King’s speech touches on other points he had spoken on before, notably in his ‘Letter From Birmingham Jail” speaking to the idea that black Americans be patient and wait for their rights to eventually be given to them:
…There are those who say that only time can solve the problem. I know you heard this argument. It is a myth of time. The idea that [there] is something in the very miraculous flow of time that will inevitably solve the problem of racial injustice. And so the people who follow this argument say to the Negro and his allies in the white community, just be nice and patient and wait a hundred or two hundred years and the problem will work itself out.
Well, there is an answer to that myth. It is that time is neutral. It can be used either constructively or destructively. And I say to you, my friends, this afternoon, that I’m convinced in so many instances that the people of ill-will in our nation have used time much more effectively than the people of goodwill. It may well be that we will have to repent in this generation, not merely for the vitriolic words and the violent actions of the bad people who will bomb a church in Birmingham, Alabama, or who will shoot down an Episcopal theological student in Lawrence County, Alabama, but also for the appalling silence and indifference of the good people who sit around and say wait on time.
Somewhere along the way we must come to see that human progress never rolls in on the wheels of inevitability. It comes through the tireless efforts and the persistent work of dedicated individuals who are willing to be coworkers with God, and without this hard work, time itself becomes an airlock of the primitive forces of social stagnation. So we must help time. We must always realize that the time is always right to do rightly…

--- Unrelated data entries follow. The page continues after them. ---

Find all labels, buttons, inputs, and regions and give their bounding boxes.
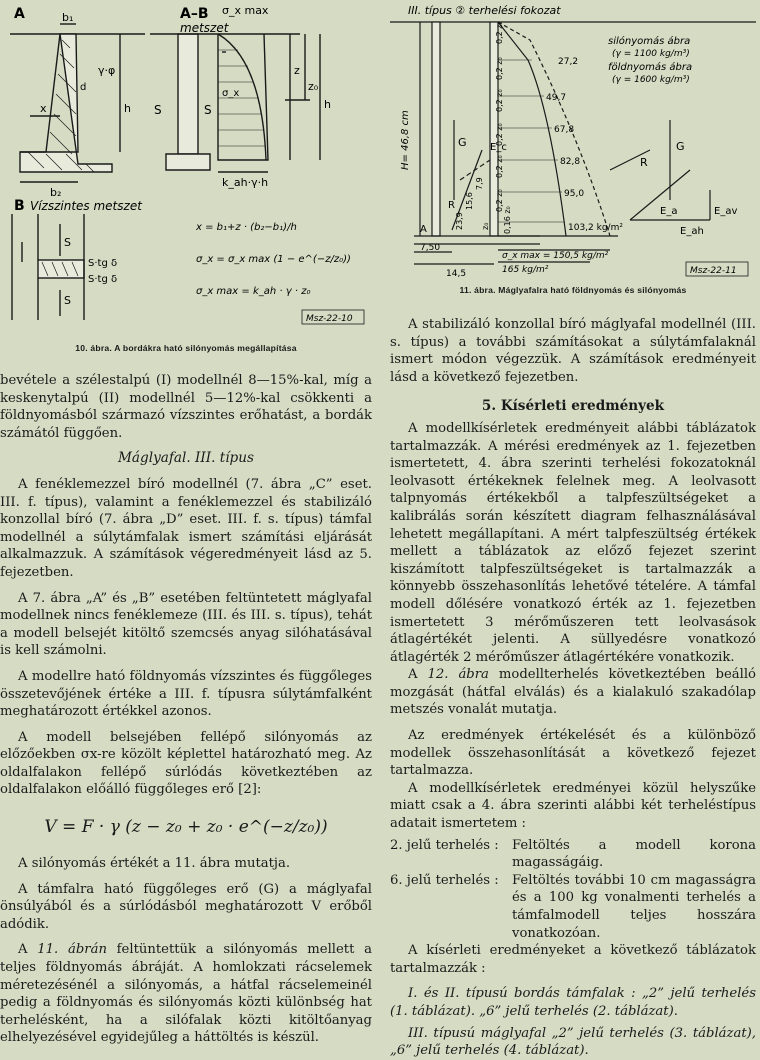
fig11-legend-fold: földnyomás ábra bbox=[608, 62, 693, 73]
fig10-label-stg2: S·tg δ bbox=[88, 274, 118, 285]
left-paragraph-3: A 7. ábra „A” és „B” esetében feltüntetett máglyafal modellnek nincs fenéklemeze (III. és III. s. típus), tehát a modell belsejét kitöltő szemcsés anyag silóhatásával is kell számolni. bbox=[0, 590, 372, 659]
p8-pre: A bbox=[18, 942, 38, 958]
fig11-legend-silo: silónyomás ábra bbox=[608, 36, 691, 47]
fig10-label-metszet: metszet bbox=[180, 21, 229, 35]
right-paragraph-2: A modellkísérletek eredményeit alábbi táblázatok tartalmazzák. A mérési eredmények az 1. fejezetben ismertetett, 4. ábra szerinti terhelési fokozatoknál leolvasott értékeknek felelnek meg. A leolvasott talpnyomás értékekből a talpfeszültségeket a kalibrálás során készített diagram felhasználásával lehetett megállapítani. A mért talpfeszültség értékek mellett a táblázatok az előző fejezet szerint kiszámított talpfeszültségeket is tartalmazzák a könnyebb összehasonlítás lehetővé tételére. A támfal modell dőlésére vonatkozó érték az 1. fejezetben ismertetett 3 mérőműszeren tett leolvasások átlagértékét jelenti. A süllyedésre vonatkozó átlagérték 2 mérőműszer átlagértékére vonatkozik. bbox=[390, 420, 756, 665]
fig11-z02-1: 0,2 z₀ bbox=[495, 21, 504, 44]
fig11-force-eav: E_av bbox=[714, 206, 738, 217]
left-column bbox=[0, 0, 372, 1047]
fig10-label-z0: z₀ bbox=[308, 80, 319, 93]
fig11-legend-silo-gamma: (γ = 1100 kg/m³) bbox=[612, 49, 690, 59]
fig11-value-4: 82,8 bbox=[560, 157, 581, 167]
fig11-depth-labels bbox=[455, 21, 512, 234]
fig11-value-2: 49,7 bbox=[546, 93, 567, 103]
fig10-label-a: A bbox=[14, 6, 25, 22]
definition-key: 6. jelű terhelés : bbox=[390, 872, 499, 888]
fig10-label-s4: S bbox=[64, 294, 71, 307]
p3-pre: A bbox=[408, 667, 428, 683]
right-paragraph-8: III. típusú máglyafal „2” jelű terhelés (3. táblázat), „6” jelű terhelés (4. táblázat). bbox=[390, 1025, 756, 1059]
fig11-force-r2: R bbox=[640, 156, 648, 169]
fig11-legend-fold-gamma: (γ = 1600 kg/m³) bbox=[612, 75, 690, 85]
fig10-eq3: σ_x max = k_ah · γ · z₀ bbox=[196, 286, 311, 297]
fig11-h-total: H= 46,8 cm bbox=[400, 110, 411, 170]
right-paragraph-4: Az eredmények értékelését és a különböző modellek összehasonlítását a következő fejezet tartalmazza. bbox=[390, 728, 756, 779]
fig11-z02-2: 0,2 z₀ bbox=[495, 57, 504, 80]
fig10-label-h: h bbox=[124, 102, 131, 115]
fig10-label-kah: k_ah·γ·h bbox=[222, 176, 269, 189]
left-paragraph-2: A fenéklemezzel bíró modellnél (7. ábra „C” eset. III. f. típus), valamint a fenéklemezzel és stabilizáló konzollal bíró (7. ábra „D” eset. III. f. s. típus) támfal modellnél a súlytámfalak ismert számítási eljárását alkalmazzuk. A számítások végeredményeit lásd az 5. fejezetben. bbox=[0, 476, 372, 580]
fig10-label-b: B bbox=[14, 198, 25, 214]
definition-value: Feltöltés a modell korona magasságáig. bbox=[512, 837, 756, 871]
fig10-label-vizszintes: Vízszintes metszet bbox=[30, 199, 142, 213]
right-paragraph-6: A kísérleti eredményeket a következő táblázatok tartalmazzák : bbox=[390, 943, 756, 976]
right-paragraph-5: A modellkísérletek eredményei közül helyszűke miatt csak a 4. ábra szerinti alábbi két terheléstípus adatait ismertetem : bbox=[390, 780, 756, 832]
fig11-title: III. típus ② terhelési fokozat bbox=[408, 4, 561, 17]
fig10-label-z: z bbox=[294, 64, 300, 77]
silo-formula: V = F · γ (z − z₀ + z₀ · e^(−z/z₀)) bbox=[44, 817, 328, 838]
fig10-label-x: x bbox=[40, 102, 47, 115]
fig10-label-sigma-xmax: σ_x max bbox=[222, 4, 269, 17]
left-paragraph-6: A silónyomás értékét a 11. ábra mutatja. bbox=[18, 856, 291, 872]
fig10-label-gamma-phi: γ·φ bbox=[98, 64, 116, 77]
fig11-value-5: 95,0 bbox=[564, 189, 585, 199]
definition-value: Feltöltés további 10 cm magasságra és a 100 kg vonalmenti terhelés a támfalmodell teljes hosszára vonatkozóan. bbox=[512, 872, 756, 941]
left-paragraph-1: bevétele a szélestalpú (I) modellnél 8—15%-kal, míg a keskenytalpú (II) modellnél 5—12%-kal csökkenti a földnyomásból származó vízszintes erőhatást, a bordák számától függően. bbox=[0, 373, 372, 441]
fig11-force-eah: E_ah bbox=[680, 226, 704, 237]
fig10-label-b1: b₁ bbox=[62, 11, 74, 24]
fig11-point-a: A bbox=[420, 224, 427, 235]
p3-post: modellterhelés következtében beálló mozgását (hátfal elválás) és a kialakuló szakadólap metszés vonalát mutatja. bbox=[390, 667, 756, 718]
fig11-z02-4: 0,2 z₀ bbox=[495, 123, 504, 146]
p8-post: feltüntettük a silónyomás mellett a teljes földnyomás ábráját. A homlokzati rácselemek méretezésénél a silónyomás, a hátfal rácselemeinél pedig a földnyomás és silónyomás közti különbség hat terhelésként, ha a silófalak közti kitöltőanyag elhelyezésével egyidejűleg a háttöltés is készül. bbox=[0, 942, 372, 1046]
figure-11-caption: 11. ábra. Máglyafalra ható földnyomás és silónyomás bbox=[459, 285, 687, 295]
fig11-stamp: Msz-22-11 bbox=[690, 266, 737, 276]
fig11-force-ea: E_a bbox=[660, 206, 678, 217]
fig11-force-r1: R bbox=[448, 200, 455, 211]
fig10-label-stg1: S·tg δ bbox=[88, 258, 118, 269]
figure-10 bbox=[0, 0, 372, 372]
fig10-label-s3: S bbox=[64, 236, 71, 249]
left-paragraph-7: A támfalra ható függőleges erő (G) a máglyafal önsúlyából és a súrlódásból meghatározott V erőből adódik. bbox=[0, 881, 372, 932]
fig11-value-7: 165 kg/m² bbox=[502, 265, 549, 275]
definition-row bbox=[390, 872, 756, 942]
right-heading: 5. Kísérleti eredmények bbox=[481, 398, 665, 415]
right-paragraph-1: A stabilizáló konzollal bíró máglyafal modellnél (III. s. típus) a további számításokat a súlytámfalaknál ismert módon végezzük. A számítások eredményeit lásd a következő fejezetben. bbox=[390, 317, 756, 385]
fig11-height-2: 15,6 bbox=[465, 192, 474, 210]
fig11-value-6: 103,2 kg/m² bbox=[568, 223, 623, 233]
definition-key: 2. jelű terhelés : bbox=[390, 837, 499, 853]
fig11-height-3: 23,9 bbox=[455, 212, 464, 230]
fig10-label-s1: S bbox=[154, 103, 162, 117]
fig11-force-g1: G bbox=[458, 136, 467, 149]
fig10-eq1: x = b₁+z · (b₂−b₁)/h bbox=[196, 222, 297, 233]
fig10-label-h2: h bbox=[324, 98, 331, 111]
fig11-z02-5: 0,2 z₀ bbox=[495, 155, 504, 178]
fig11-force-ec: E_c bbox=[490, 142, 507, 153]
p8-figure-ref: 11. ábrán bbox=[37, 942, 107, 958]
figure-11 bbox=[390, 0, 756, 316]
fig10-label-s2: S bbox=[204, 103, 212, 117]
fig11-sigma-max: σ_x max = 150,5 kg/m² bbox=[502, 251, 609, 261]
definition-row bbox=[390, 837, 756, 872]
load-definitions bbox=[390, 837, 756, 943]
fig10-label-sigma-x: σ_x bbox=[222, 88, 240, 99]
right-column bbox=[390, 0, 756, 1060]
fig11-value-1: 27,2 bbox=[558, 57, 579, 67]
figure-10-drawing bbox=[0, 0, 372, 352]
figure-10-caption: 10. ábra. A bordákra ható silónyomás megállapítása bbox=[75, 343, 297, 353]
left-paragraph-8 bbox=[0, 941, 372, 1047]
right-paragraph-3 bbox=[390, 666, 756, 719]
right-paragraph-7: I. és II. típusú bordás támfalak : „2” jelű terhelés (1. táblázat). „6” jelű terhelés (2. táblázat). bbox=[390, 986, 756, 1019]
fig11-z02-6: 0,2 z₀ bbox=[495, 189, 504, 212]
fig10-stamp: Msz-22-10 bbox=[306, 314, 353, 324]
left-paragraph-4: A modellre ható földnyomás vízszintes és függőleges összetevőjének értéke a III. f. típusra súlytámfalként meghatározott értékkel azonos. bbox=[0, 668, 372, 720]
fig10-eq2: σ_x = σ_x max (1 − e^(−z/z₀)) bbox=[196, 254, 351, 265]
fig11-dim-750: 7,50 bbox=[420, 243, 441, 253]
fig11-dim-145: 14,5 bbox=[446, 269, 467, 279]
left-heading: Máglyafal. III. típus bbox=[118, 450, 254, 467]
p3-figure-ref: 12. ábra bbox=[427, 667, 489, 683]
fig11-z0: z₀ bbox=[481, 222, 490, 230]
fig10-label-ab: A–B bbox=[180, 6, 209, 22]
fig11-value-3: 67,8 bbox=[554, 125, 575, 135]
left-paragraph-5: A modell belsejében fellépő silónyomás az előzőekben σx-re közölt képlettel határozható meg. Az oldalfalakon fellépő súrlódás következtében az oldalfalakon előálló függőleges erő [2]: bbox=[0, 729, 372, 798]
fig11-height-1: 7,9 bbox=[475, 177, 484, 190]
fig11-z016: 0,16 z₀ bbox=[503, 206, 512, 234]
fig11-force-g2: G bbox=[676, 140, 685, 153]
fig10-label-dz: d bbox=[80, 82, 87, 93]
fig10-label-b2: b₂ bbox=[50, 186, 62, 199]
figure-11-drawing bbox=[390, 0, 756, 296]
fig11-z02-3: 0,2 z₀ bbox=[495, 89, 504, 112]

Another powerful point King makes in the speech is: “It may be true that you cannot legislate integration, but you can legislate desegregation. It may be true that morality cannot be legislated, but behavior can be regulated. It may be true that the law cannot change the heart, but it can restrain the heartless. It may be true that the law cannot make a man love me, but it can restrain him from lynching me, and I think that’s pretty important also.”

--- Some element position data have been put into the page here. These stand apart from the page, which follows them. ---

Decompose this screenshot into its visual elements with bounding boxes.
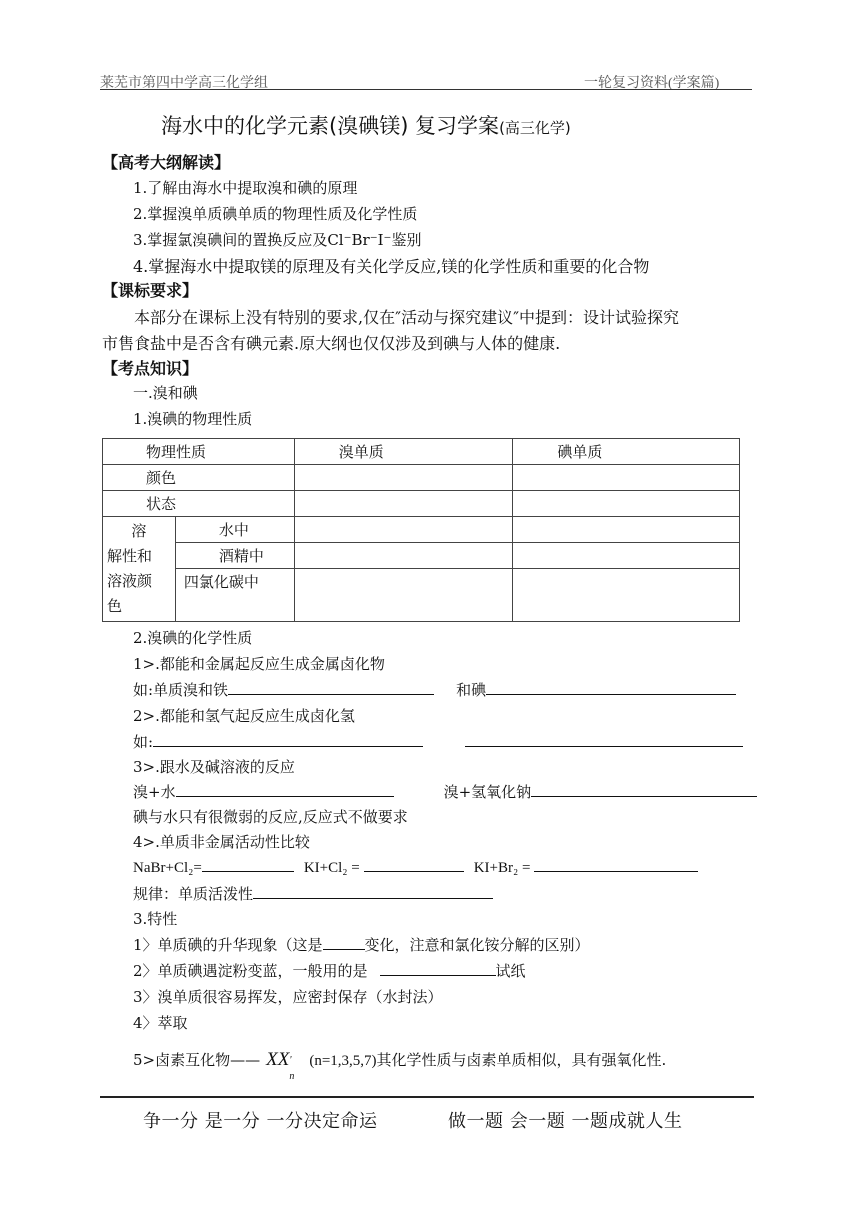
chem-rule-label: 规律：单质活泼性 [133,885,254,903]
equation-1: NaBr+Cl₂= [133,860,202,876]
page-title [161,110,571,140]
table-cell [294,517,513,543]
header-right: 一轮复习资料(学案篇) [584,76,720,91]
chem-p2-example-label: 如: [133,733,154,751]
equation-2: KI+Cl₂ = [303,860,360,876]
interhalogen-formula [266,1049,297,1082]
footer-right: 做一题 会一题 一题成就人生 [448,1111,683,1132]
special-1 [133,934,590,955]
answer-blank[interactable] [202,857,294,872]
outline-item-2: 2.掌握溴单质碘单质的物理性质及化学性质 [133,205,418,223]
table-header: 碘单质 [513,439,740,465]
chem-heading: 2.溴碘的化学性质 [133,629,253,647]
special-5 [133,1049,667,1082]
table-header: 溴单质 [294,439,513,465]
special-2-a: 2〉单质碘遇淀粉变蓝，一般用的是 [133,962,368,980]
table-row [103,543,740,569]
answer-blank[interactable] [323,935,365,950]
table-cell [513,569,740,622]
chem-p2: 2>.都能和氢气起反应生成卤化氢 [133,707,355,725]
table-row [103,465,740,491]
table-row [103,491,740,517]
row-label-color: 颜色 [103,465,295,491]
answer-blank[interactable] [534,857,698,872]
formula-sup: ' [289,1055,292,1066]
header-rule [100,89,752,90]
solubility-label [103,517,176,622]
answer-blank[interactable] [380,961,496,976]
chem-p3-lines [133,781,757,802]
chem-p1-example-b: 和碘 [456,681,487,699]
chem-p1-example-a: 如:单质溴和铁 [133,681,229,699]
special-2-b: 试纸 [495,962,526,980]
solubility-label-part: 解性和 [107,547,153,565]
outline-heading: 【高考大纲解读】 [102,153,231,172]
standard-heading: 【课标要求】 [102,281,199,300]
chem-p1-example [133,679,736,700]
table-row [103,569,740,622]
standard-line-2: 市售食盐中是否含有碘元素.原大纲也仅仅涉及到碘与人体的健康. [102,334,561,353]
special-5-a: 5>卤素互化物—— [133,1051,261,1069]
answer-blank[interactable] [176,782,394,797]
row-label-state: 状态 [103,491,295,517]
title-main: 海水中的化学元素(溴碘镁) 复习学案 [161,114,500,138]
table-row [103,517,740,543]
answer-blank[interactable] [364,857,464,872]
chem-p1: 1>.都能和金属起反应生成金属卤化物 [133,655,385,673]
footer-left: 争一分 是一分 一分决定命运 [143,1111,378,1132]
formula-base: XX [266,1049,290,1070]
footer-rule [100,1096,754,1098]
special-1-a: 1〉单质碘的升华现象（这是 [133,936,323,954]
table-cell [294,569,513,622]
formula-sub: n [289,1071,295,1082]
table-cell [513,517,740,543]
special-2 [133,960,526,981]
table-cell [294,491,513,517]
special-1-b: 变化，注意和氯化铵分解的区别） [364,936,590,954]
special-heading: 3.特性 [133,910,178,928]
physical-properties-table [102,438,740,622]
chem-equations [133,857,698,877]
table-cell [513,491,740,517]
table-cell [513,543,740,569]
table-cell [294,465,513,491]
answer-blank[interactable] [486,680,736,695]
solubility-label-part: 色 [107,597,123,615]
answer-blank[interactable] [228,680,434,695]
knowledge-heading: 【考点知识】 [102,359,199,378]
chem-p3-b: 溴+氢氧化钠 [443,783,532,801]
special-5-c: 其化学性质与卤素单质相似，具有强氧化性. [376,1051,667,1069]
chem-p3-a: 溴+水 [133,783,176,801]
chem-rule [133,883,493,904]
chem-p3: 3>.跟水及碱溶液的反应 [133,758,295,776]
phys-heading: 1.溴碘的物理性质 [133,410,253,428]
outline-item-4: 4.掌握海水中提取镁的原理及有关化学反应,镁的化学性质和重要的化合物 [133,257,650,276]
outline-item-3: 3.掌握氯溴碘间的置换反应及Cl⁻Br⁻I⁻鉴别 [133,231,422,249]
answer-blank[interactable] [531,782,757,797]
sub-label-alcohol: 酒精中 [175,543,294,569]
answer-blank[interactable] [465,732,743,747]
equation-3: KI+Br₂ = [473,860,531,876]
table-row [103,439,740,465]
title-sub: (高三化学) [499,119,571,137]
header-left: 莱芜市第四中学高三化学组 [100,76,268,91]
table-header: 物理性质 [103,439,295,465]
special-3: 3〉溴单质很容易挥发，应密封保存（水封法） [133,988,443,1006]
solubility-label-part: 溶液颜 [107,572,153,590]
outline-item-1: 1.了解由海水中提取溴和碘的原理 [133,179,358,197]
table-cell [513,465,740,491]
table-cell [294,543,513,569]
solubility-label-part: 溶 [131,522,147,540]
part1-label: 一.溴和碘 [133,384,198,402]
special-5-b: (n=1,3,5,7) [309,1053,377,1069]
chem-p3-note: 碘与水只有很微弱的反应,反应式不做要求 [133,808,408,826]
answer-blank[interactable] [153,732,423,747]
chem-p2-example [133,731,743,752]
chem-p4: 4>.单质非金属活动性比较 [133,833,310,851]
sub-label-ccl4: 四氯化碳中 [175,569,294,622]
sub-label-water: 水中 [175,517,294,543]
standard-line-1: 本部分在课标上没有特别的要求,仅在″活动与探究建议″中提到：设计试验探究 [134,308,680,327]
answer-blank[interactable] [253,884,493,899]
special-4: 4〉萃取 [133,1014,188,1032]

King’s speech is powerful, and much longer than what I’ve captured here, and it eerily and disappointingly relevant today, 53 years later. King ends his speech repeating the word of Thomas Jefferson, “ who in the midst of an age amazingly adjusted to slavery could scratch across the pages of history words lifted to cosmic proportions: “We hold these truths to be self-evident that all men are created equal, that they are endowed by their Creator with certain unalienable Rights, that among these are Life, Liberty and the pursuit of Happiness.”